The government’s new tourism strategy aims to attract 40 million visitors from abroad and have them spend ¥8 trillion a year by 2020 — both goals about twice what was achieved in 2015. It is indeed an ambitious plan that would turn Japan into one of the world’s major travel destinations. The number of inbound tourists roughly doubled over the past two years, but it can’t be taken for granted this trajectory will continue. The government should work out an action plan with concrete steps to enhance conveniences for visitors, including improved accommodations and easy access to interesting tourist spots.

When the Visit Japan Campaign was launched in 2003, inbound tourists numbered 5.2 million. The campaign set out to increase the total to 10 million in seven years. The figure reached 8.6 million in 2010 but plunged to 6.2 million the next year, when the nation was hit by the 3/11 quake, tsunami and nuclear disasters. Inbound tourism has since picked up again with a sharp increase in visitors from Asian economies as the weak yen made such excursions more affordable and the government eased visa regulations for tourists from Asia. The total topped 10 million for the first time in 2013 and surged to 19.73 million last year. Consumption by these visitors increased to ¥3.47 trillion in 2015, thanks in particular to buying sprees by Chinese visitors.

According to the Japan Tourism Agency, total tourism-related spending in 2013 hit ¥23.6 trillion, creating ripple effects to the tourism industry worth ¥48.8 trillion and 4.19 million jobs. Tourism has become one of the nation’s major industries — and a rare growth sector amid the shrinking population —and can expect further growth if tourist numbers continue to increase.

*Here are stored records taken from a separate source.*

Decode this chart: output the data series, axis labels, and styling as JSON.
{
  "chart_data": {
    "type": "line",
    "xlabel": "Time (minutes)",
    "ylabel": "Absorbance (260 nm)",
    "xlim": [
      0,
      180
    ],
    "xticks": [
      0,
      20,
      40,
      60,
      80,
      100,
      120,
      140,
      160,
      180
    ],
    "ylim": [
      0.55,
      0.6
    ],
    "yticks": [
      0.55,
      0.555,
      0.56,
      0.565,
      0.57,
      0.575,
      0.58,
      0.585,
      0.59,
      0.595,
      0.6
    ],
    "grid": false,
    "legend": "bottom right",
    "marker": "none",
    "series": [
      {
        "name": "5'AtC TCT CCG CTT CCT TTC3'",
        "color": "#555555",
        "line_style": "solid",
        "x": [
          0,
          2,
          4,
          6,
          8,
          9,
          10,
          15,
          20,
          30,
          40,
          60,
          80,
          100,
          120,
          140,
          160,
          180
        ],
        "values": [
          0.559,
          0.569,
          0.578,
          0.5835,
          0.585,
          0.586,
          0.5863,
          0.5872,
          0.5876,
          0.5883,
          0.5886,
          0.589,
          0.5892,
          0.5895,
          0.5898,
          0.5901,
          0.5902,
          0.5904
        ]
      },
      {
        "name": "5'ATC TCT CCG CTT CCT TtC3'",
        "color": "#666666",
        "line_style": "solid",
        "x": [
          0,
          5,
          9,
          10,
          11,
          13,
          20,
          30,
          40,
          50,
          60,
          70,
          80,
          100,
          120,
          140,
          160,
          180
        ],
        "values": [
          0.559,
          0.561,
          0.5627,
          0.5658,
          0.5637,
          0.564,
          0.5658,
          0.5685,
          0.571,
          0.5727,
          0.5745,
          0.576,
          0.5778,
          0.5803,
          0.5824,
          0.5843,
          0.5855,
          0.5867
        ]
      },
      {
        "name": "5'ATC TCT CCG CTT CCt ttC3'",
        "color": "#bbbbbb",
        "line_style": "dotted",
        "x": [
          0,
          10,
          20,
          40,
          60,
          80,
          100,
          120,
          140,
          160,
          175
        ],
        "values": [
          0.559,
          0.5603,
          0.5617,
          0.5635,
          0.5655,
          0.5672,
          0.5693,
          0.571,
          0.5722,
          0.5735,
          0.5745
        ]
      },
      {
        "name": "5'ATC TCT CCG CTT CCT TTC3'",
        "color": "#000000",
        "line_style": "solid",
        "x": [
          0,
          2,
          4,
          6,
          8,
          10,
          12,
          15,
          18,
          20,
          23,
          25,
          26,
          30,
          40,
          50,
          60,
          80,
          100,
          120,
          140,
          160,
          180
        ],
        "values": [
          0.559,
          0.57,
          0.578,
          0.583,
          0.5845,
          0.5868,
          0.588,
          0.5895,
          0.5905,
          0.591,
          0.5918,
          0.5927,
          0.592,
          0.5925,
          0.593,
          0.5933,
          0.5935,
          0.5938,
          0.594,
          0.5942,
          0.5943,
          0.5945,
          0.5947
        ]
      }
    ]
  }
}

Still, this opportunity could be squandered unless Japan makes serious efforts. Currently, foreign tourists are facing accommodation shortages in major destinations such as Tokyo and Osaka, where the hotel room occupancy ratio tops 80 percent — 82.3 percent for Tokyo and 85.2 percent for Osaka, far surpassing the national average of 60.5 percent. Boosting the number of hotel rooms may not be enough to cope with the increase in demand. Ways should be explored for greater use of Japanese-style inns and rooms owned by private owners. Another problem is that capacity at both Narita and Haneda airports is expected to reach its limit in the early half of the 2020s. The government should turn its attention to local under-used airports and consider ways to increase the number of direct flights from overseas to these facilities.

A psychological barrier to welcoming foreign visitors appears to linger in certain sectors. A survey found that 35 percent of shops, restaurants and accommodation facilities would prefer not to accept foreign tourists, citing such reasons as language difficulties, bad manners by some visitors and a possible increase in customer troubles. The government should consider what help it can extend to them in overcoming such prejudices.

If the government wants to increase the number of inbound tourists, perhaps the most important thing should be devise ways to lead them to areas that so far have been off the beaten track. Most tourists are still follow the so-called golden route — visit Tokyo first, then see Mount Fuji and finally go on to Kyoto and Osaka. The government and the tourism industry should work together to develop new routes that start and end at regional airports around the country. Attracting low-coast carriers to local airports by drastically cutting landing fees is one possible step.

As part of its efforts, the government is thinking of opening government guest houses in Tokyo’s Akasaka district and in Kyoto, as well as public facilities with historical or cultural values, to the public. It will also have all 47 prefectures and half of the nation’s municipalities develop plans to maintain and get the maximum benefit out of their tourism resources.

It is unlikely that tourism based on shopping, as symbolized by Chinese tourists’ robust spending, will continue to grow at its current rate. A strategy must be devised to increase the number of repeat visitors who come to Japan for purposes other than shopping.

Another survey shows that inbound tourists want easy access to information on restaurants and bars, routes to their destinations and how to use public transport to get there. Increasing the number of tourist information centers, improving multilingual signs in train stations and bus terminals and providing more information on accommodations will be indispensable.

Human resources will also play a crucial role. The government and tourism industry need to make sure workers are properly trained to assist foreign visitors, including better language abilities.

Apart from the national government’s broad plan, local authorities and the tourism industry should set feasible goals to attract visitors from abroad and develop relevant strategies by selecting attractive local themes such as hot springs, food, history and nature. This is a task that will require careful study, insight and ingenuity.